Does $(\mathbf A+\epsilon \mathbf I)^{-1}$ always exist, given that $\mathbf A$ is a square and positive (and possibly singular) matrix and $\epsilon$ is a small positive number? I want to use this to regularize a sample covariance matrix ($\mathbf A = \Sigma$) in practice, so that I can compute the inverse, which I need to calculate a Mahalanobis distance between two samples. In practice, my covariance matrix is often singular. I know the term $(\mathbf A+\epsilon \mathbf I)^{-1}$ often appears in the context of least squares problems involving Tikhonov regularization (ridge regression). However, I've never seen a statement, proof, or reference which says that the expression is always invertible.

Can any of you help me with a proof or reference?

Answer 1

Recall that $\det(A-t I)=p_A(t)$ is the characteristic polynomial of $A$, which is a degree $N$ polynomial in $t$, where $N$ is the number of rows of $A$. Hence, it is a continuous function in $t$, and has at most $N$ roots, so there is some largest negative root $t_0$, or possibly no negative roots at all (in that case, choose $t_0=-1$ just for completeness).

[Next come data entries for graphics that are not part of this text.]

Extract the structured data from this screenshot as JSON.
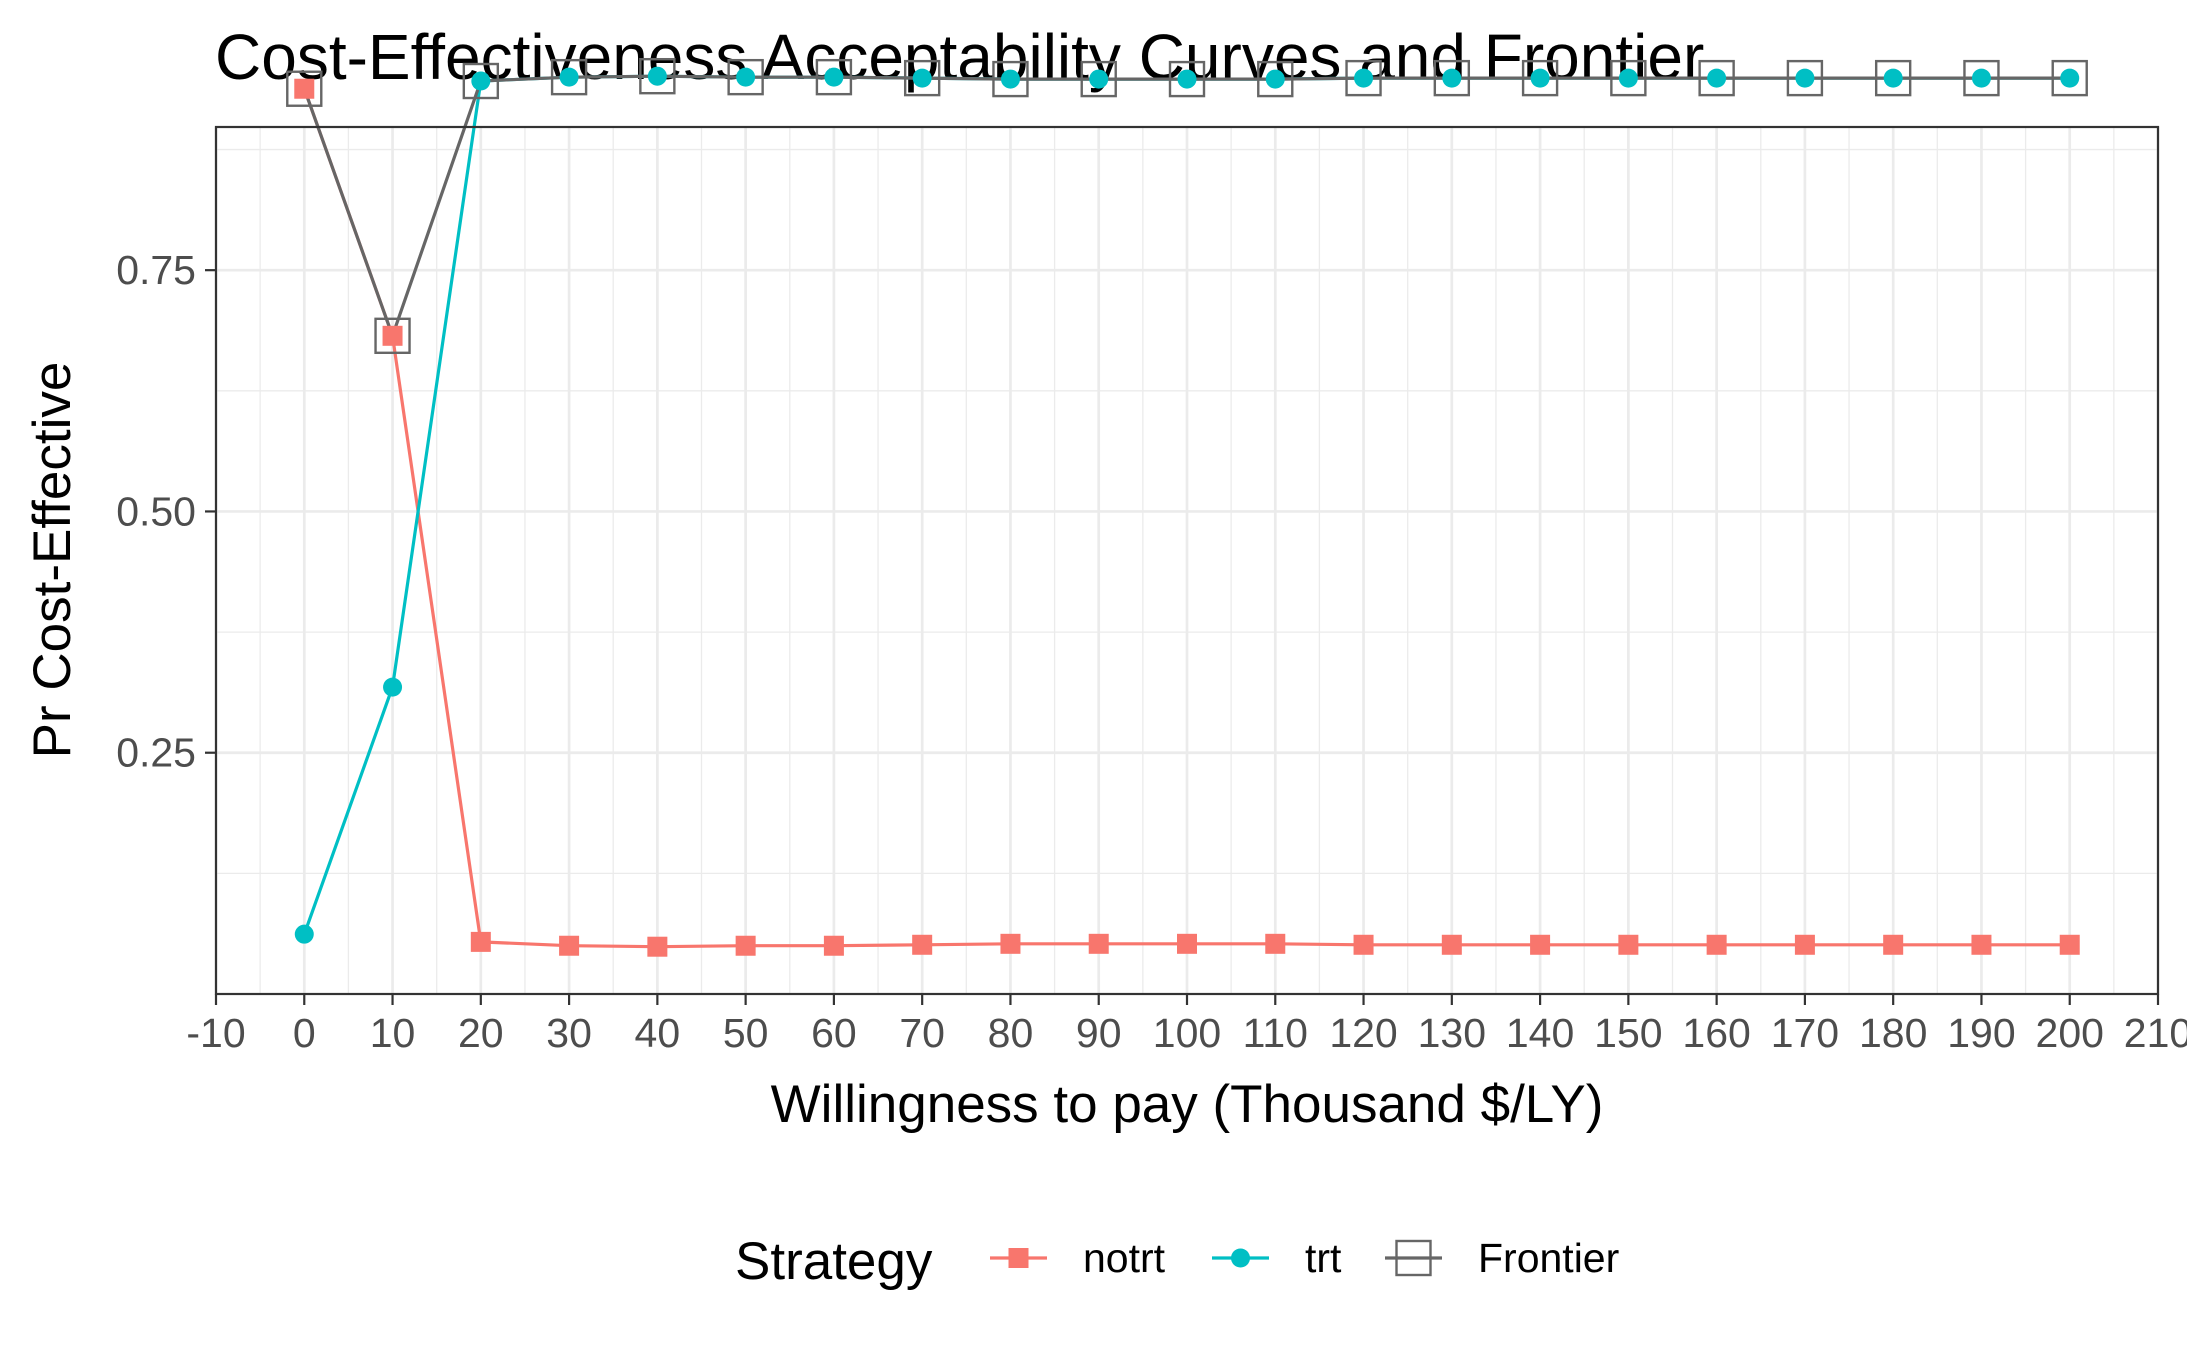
{
  "chart_data": {
    "type": "line",
    "title": "Cost-Effectiveness Acceptability Curves and Frontier",
    "xlabel": "Willingness to pay (Thousand $/LY)",
    "ylabel": "Pr Cost-Effective",
    "xlim": [
      -10,
      210
    ],
    "ylim": [
      0,
      1
    ],
    "x_ticks": [
      "-10",
      "0",
      "10",
      "20",
      "30",
      "40",
      "50",
      "60",
      "70",
      "80",
      "90",
      "100",
      "110",
      "120",
      "130",
      "140",
      "150",
      "160",
      "170",
      "180",
      "190",
      "200",
      "210"
    ],
    "y_ticks": [
      "0.25",
      "0.50",
      "0.75"
    ],
    "grid": true,
    "legend_position": "bottom",
    "legend_title": "Strategy",
    "x": [
      0,
      10,
      20,
      30,
      40,
      50,
      60,
      70,
      80,
      90,
      100,
      110,
      120,
      130,
      140,
      150,
      160,
      170,
      180,
      190,
      200
    ],
    "series": [
      {
        "name": "notrt",
        "color": "#F8766D",
        "marker": "square",
        "values": [
          0.938,
          0.682,
          0.054,
          0.05,
          0.049,
          0.05,
          0.05,
          0.051,
          0.052,
          0.052,
          0.052,
          0.052,
          0.051,
          0.051,
          0.051,
          0.051,
          0.051,
          0.051,
          0.051,
          0.051,
          0.051
        ]
      },
      {
        "name": "trt",
        "color": "#00BFC4",
        "marker": "circle",
        "values": [
          0.062,
          0.318,
          0.946,
          0.95,
          0.951,
          0.95,
          0.95,
          0.949,
          0.948,
          0.948,
          0.948,
          0.948,
          0.949,
          0.949,
          0.949,
          0.949,
          0.949,
          0.949,
          0.949,
          0.949,
          0.949
        ]
      },
      {
        "name": "Frontier",
        "color": "#666666",
        "marker": "open-square",
        "values": [
          0.938,
          0.682,
          0.946,
          0.95,
          0.951,
          0.95,
          0.95,
          0.949,
          0.948,
          0.948,
          0.948,
          0.948,
          0.949,
          0.949,
          0.949,
          0.949,
          0.949,
          0.949,
          0.949,
          0.949,
          0.949
        ]
      }
    ]
  }
}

For all $0 < \epsilon < - t_0$, $p_A(-\epsilon)$ is nonzero, meaning that $\det(A+ \epsilon I) \ne 0$, so $A+\epsilon I$ is invertible.

EDIT: Corrected signs to agree with the question

Answer 2

To put it simple:

the set of invertible matrices is open in the normed space of all matrices.

Therefore if $A$ is invertible then $A+\epsilon I$ will also be invertible for small $\epsilon$.

Answer 3

Yes, if $\mathbf A$ is any $n \times n$ matrix, then $\mathbf A+\epsilon \mathbf I$ is invertible for sufficiently small $\epsilon > 0$. This is because $\det (\mathbf A + \epsilon \mathbf I)$ is a polynomial in $\epsilon$ of degree $n$, and so it has a finite number of zeroes.

Answer 4

Because the determinant function is continuous, and because $A$ is invertible if and only if $\det A \neq 0$, we have that $\det(A)\neq 0 \Rightarrow \det(A+\epsilon B)\neq 0$ for sufficiently small $\epsilon$, regardless of what $B$ is.

If $A$ is singular, then we note that the characteristic polynomial of $A$, given by $\operatorname{ch}_A(t)=\det(A-tI)$ is a polynomial in $t$, and therefore has finitely many roots. Then, whenever $\epsilon$ has absolute value less than the size of the smallest nonzero root $\det(A+\epsilon I)\neq 0$.

Answer 5

If $A$ is symmetric positive semidefinite, and $\epsilon > 0$, then $A + \epsilon I$ is symmetric positive definite (and hence invertible).

To see this, note that if $x \neq 0$ then \begin{align} x^T(A + \epsilon I) x &= x^T A x + \epsilon x^T x \\ &= x^T A x + \epsilon \|x\|^2 \\ & > 0. \end{align}